Emergent Mind

Strategic play in stable marriage problem

(1608.07575)
Published Aug 26, 2016 in cs.GT and cs.DS

Abstract

The stable marriage problem, as addressed by Gale and Shapely [1] consists of providing a bipartite matching between n " boys " and n " girls "-each of whom have a totally ordered preference list over the other set-such that there exists no " boy " and no " girl " that would prefer each other over their partner in the matching. In this paper, we analyze the cases of strategic play by the " boys " in the game directly inspired by this problem. We provide an O(n3) algorithm for determining a matching which is not necessarily stable in the Gale-Shapely sense, but it is coalition-stable, in that no player has a selfish interest to leave the resulting grand coalition to join any potential alternative one which might feasibly form, and is also man-optimal. Thus, under a realistic assumption set, no player has an interest to " destabilize " the matching, even though he theoretically could. The resulting matching is often better than the na\"ive Gale-Shapely one for some (not all) of the " boys " , being no worse for the rest.
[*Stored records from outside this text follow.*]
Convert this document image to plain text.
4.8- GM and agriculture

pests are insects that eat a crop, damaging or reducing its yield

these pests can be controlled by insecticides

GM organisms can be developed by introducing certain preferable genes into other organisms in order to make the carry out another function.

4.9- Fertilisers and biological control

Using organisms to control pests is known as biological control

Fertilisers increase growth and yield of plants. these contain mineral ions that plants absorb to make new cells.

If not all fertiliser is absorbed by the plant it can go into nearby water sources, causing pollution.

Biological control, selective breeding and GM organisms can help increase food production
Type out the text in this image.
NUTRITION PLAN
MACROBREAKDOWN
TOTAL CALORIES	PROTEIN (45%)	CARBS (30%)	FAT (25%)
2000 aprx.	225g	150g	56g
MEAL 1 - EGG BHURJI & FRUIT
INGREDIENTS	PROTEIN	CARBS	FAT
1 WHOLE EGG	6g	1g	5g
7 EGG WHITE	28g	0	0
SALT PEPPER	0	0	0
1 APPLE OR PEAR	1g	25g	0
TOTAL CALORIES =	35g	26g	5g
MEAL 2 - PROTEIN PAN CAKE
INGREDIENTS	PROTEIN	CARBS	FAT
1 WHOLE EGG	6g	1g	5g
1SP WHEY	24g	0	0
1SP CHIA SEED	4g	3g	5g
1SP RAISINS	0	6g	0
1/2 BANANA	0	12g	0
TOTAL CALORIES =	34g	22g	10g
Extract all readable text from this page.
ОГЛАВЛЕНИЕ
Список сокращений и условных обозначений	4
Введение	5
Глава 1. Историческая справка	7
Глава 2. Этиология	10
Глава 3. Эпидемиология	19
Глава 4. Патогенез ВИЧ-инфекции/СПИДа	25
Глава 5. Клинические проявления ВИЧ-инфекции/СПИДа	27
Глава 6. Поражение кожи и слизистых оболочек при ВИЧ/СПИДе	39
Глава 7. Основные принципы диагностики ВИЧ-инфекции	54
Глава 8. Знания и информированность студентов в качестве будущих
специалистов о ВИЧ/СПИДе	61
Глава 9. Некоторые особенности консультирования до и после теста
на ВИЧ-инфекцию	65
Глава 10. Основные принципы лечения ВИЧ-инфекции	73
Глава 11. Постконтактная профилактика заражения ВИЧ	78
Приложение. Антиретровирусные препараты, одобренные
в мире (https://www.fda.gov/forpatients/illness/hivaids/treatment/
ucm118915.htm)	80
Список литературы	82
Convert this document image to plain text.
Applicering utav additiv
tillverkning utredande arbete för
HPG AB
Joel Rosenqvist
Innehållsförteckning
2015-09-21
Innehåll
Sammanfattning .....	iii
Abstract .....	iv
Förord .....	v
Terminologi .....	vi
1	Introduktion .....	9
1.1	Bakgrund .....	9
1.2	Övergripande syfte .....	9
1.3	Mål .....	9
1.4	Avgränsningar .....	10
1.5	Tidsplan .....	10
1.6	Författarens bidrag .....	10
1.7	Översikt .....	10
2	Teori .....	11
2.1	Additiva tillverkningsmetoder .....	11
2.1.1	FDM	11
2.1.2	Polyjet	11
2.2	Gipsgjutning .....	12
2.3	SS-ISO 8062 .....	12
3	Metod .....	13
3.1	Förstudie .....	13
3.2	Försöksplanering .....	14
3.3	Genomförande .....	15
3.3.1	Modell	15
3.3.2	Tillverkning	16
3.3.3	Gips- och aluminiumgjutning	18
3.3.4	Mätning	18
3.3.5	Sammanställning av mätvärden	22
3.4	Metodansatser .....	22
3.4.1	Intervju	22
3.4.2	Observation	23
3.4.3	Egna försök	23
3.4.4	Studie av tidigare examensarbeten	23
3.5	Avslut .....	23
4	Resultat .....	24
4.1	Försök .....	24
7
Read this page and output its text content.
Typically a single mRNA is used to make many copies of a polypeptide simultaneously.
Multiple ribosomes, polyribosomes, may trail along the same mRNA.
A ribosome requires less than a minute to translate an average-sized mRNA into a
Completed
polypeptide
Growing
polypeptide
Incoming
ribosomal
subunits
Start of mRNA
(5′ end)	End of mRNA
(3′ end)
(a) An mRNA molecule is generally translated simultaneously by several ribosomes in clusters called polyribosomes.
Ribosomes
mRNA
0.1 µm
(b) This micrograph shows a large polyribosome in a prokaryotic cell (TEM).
This matching is more realistic (stable) than the one produced by top-trading-cycles method, thus offering a qualitative improvement over the latter. Furthermore, we analyze the situation when players are allowed to make strategic threats (i.e. be willing to sacrifice their own outcome to hurt others), offer a relevant example to illustrate the benefits of this form of play, and ultimately provide an exponential time algorithm which tries to determine a good threat-making strategy. We then briefly examine a few other non-conventional possibilities a player has to affect his outcome. Most common variations to the game model are also described and analyzed with regard to applicability of the methods in this paper. Finally, a few examples of real-life problems which can be modeled and solved with the methods in this paper are presented.